Non è ancora partita la lettera della Commissione europea con la richiesta al Tesoro di delucidazioni sulla posizione italiana circa i ‘fattori rilevanti’. In teoria, su una procedura per debito eccessivo il Consiglio Ue deve decidere entro il primo agosto. Fino a un paio di settimane fa, la data utile per avviare il processo era stata identificata nel 5 giugno, quando la Commissione presenterà il ‘pacchetto’ del ‘semestre’ di ‘governance’ economica, con i rapporti-Paese sulle riforme economiche nazionali e le strategie di bilancio. La richiesta all’Italia di fornire argomentazioni a sostegno delle sue scelte è obbligatoria e in teoria il Tesoro ha un mese di tempo per rispondere. Dal punto di vista della procedura (così come è scritta) siamo già fuori tempo.

Due le difficoltà della Commissione: da un lato è di fatto una ‘lame duck’, un’anatra zoppa perchè a fine mandato. La decisione su una procedura per debito, procedura mai aperta finora contro alcun Paese, è una scelta politica di assoluto rilievo che una Commissione a fine mandato può prendere solo in teoria. Dall’altro lato, bassa crescita e bassa inflazione sono elementi non secondari (ma non sono i soli) di cui Bruxelles dovrà tenere conto. Fondamentale poi è la valutazione della politica di bilancio quest’anno e nel prossimo anno.

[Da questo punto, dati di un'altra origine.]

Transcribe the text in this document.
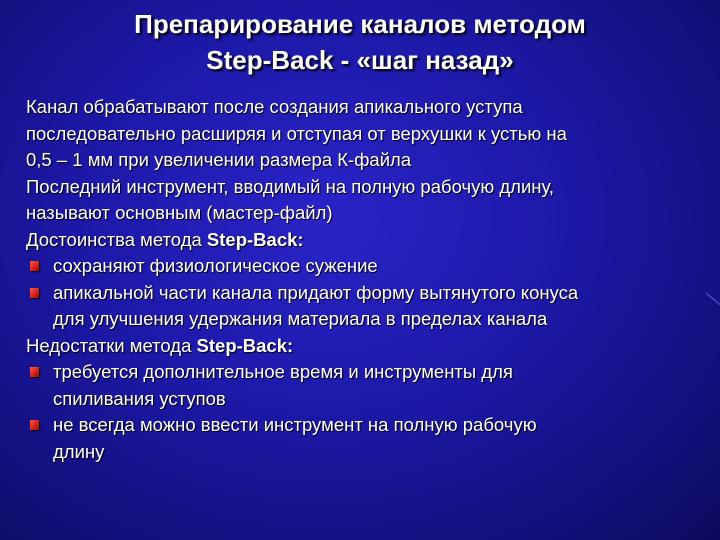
Препарирование каналов методом
Step-Back - «шаг назад»
Канал обрабатывают после создания апикального уступа
последовательно расширяя и отступая от верхушки к устью на
0,5 – 1 мм при увеличении размера К-файла
Последний инструмент, вводимый на полную рабочую длину,
называют основным (мастер-файл)
Достоинства метода Step-Back:
сохраняют физиологическое сужение
апикальной части канала придают форму вытянутого конуса
для улучшения удержания материала в пределах канала
Недостатки метода Step-Back:
требуется дополнительное время и инструменты для
спиливания уступов
не всегда можно ввести инструмент на полную рабочую
длину
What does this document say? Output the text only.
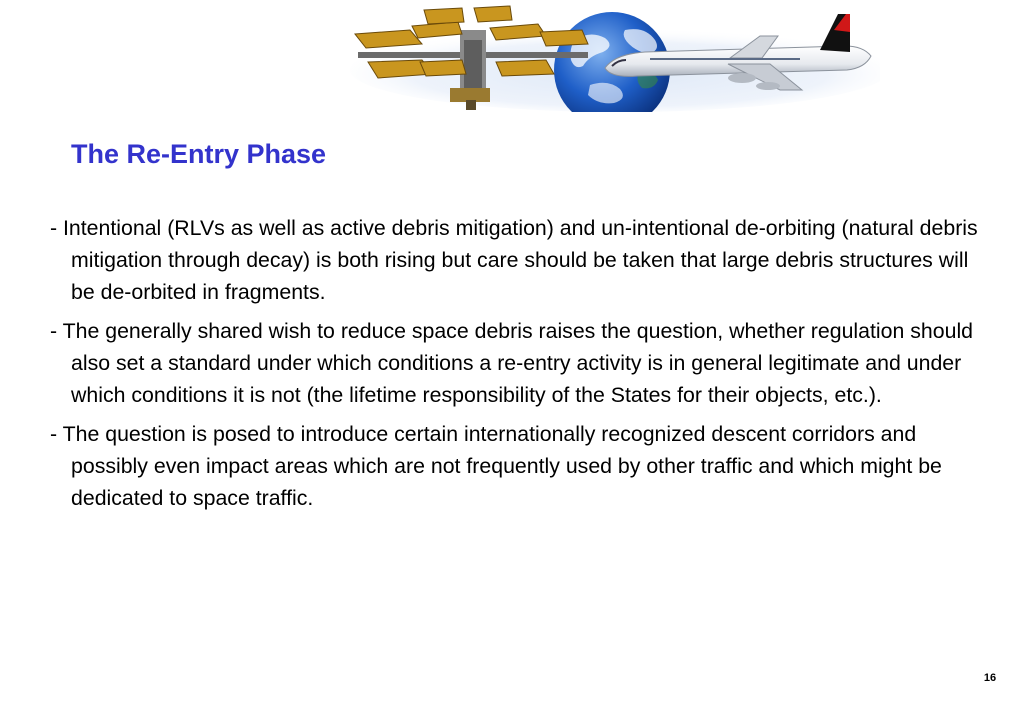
The Re-Entry Phase

- Intentional (RLVs as well as active debris mitigation) and un-intentional de-orbiting (natural debris mitigation through decay) is both rising but care should be taken that large debris structures will be de-orbited in fragments.

- The generally shared wish to reduce space debris raises the question, whether regulation should also set a standard under which conditions a re-entry activity is in general legitimate and under which conditions it is not (the lifetime responsibility of the States for their objects, etc.).

- The question is posed to introduce certain internationally recognized descent corridors and possibly even impact areas which are not frequently used by other traffic and which might be dedicated to space traffic.

16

L’Italia non ha assicurato una correzione sufficiente del deficit in termini strutturali (al netto di misure una tantum ed effetti del ciclo economico) nel 2018. Nel 2019 il deficit strutturale peggiorerà. Nel 2020 pure (sempre a politiche invariate). Il peso della manovra finanziaria per l’anno prossimo è notevole: gli aumenti dell’Iva da sostituire più il miglioramento strutturale dei conti pari allo 0,6% del pil. In tutto ben oltre 30 miliardi di euro.

Questo scenario rende probabile un rinvio delle vere decisioni Ue all’autunno, tuttavia non è da sottovalutare la crescente tensione politica che il caso Italia crea in molte capitali (praticamente tutte). Non nel senso che c’è la fila a fare sconti all’Italia come vuole la narrazione implicita da parte governativa, ma nel senso opposto. Quanto all’incidenza dei risultati del voto, per cambiare le regole Ue occorre modificare un Trattato all’unanimità, operazione che richiede mesi e mesi di negoziati. Quand’anche i governi vogliano farlo: per ora si tratta di un’idea campata per aria e alimentata solo in Italia dalla Lega. In ogni caso, il Parlamento europeo non ha poteri sulle procedure per violazione del patto di stabilità.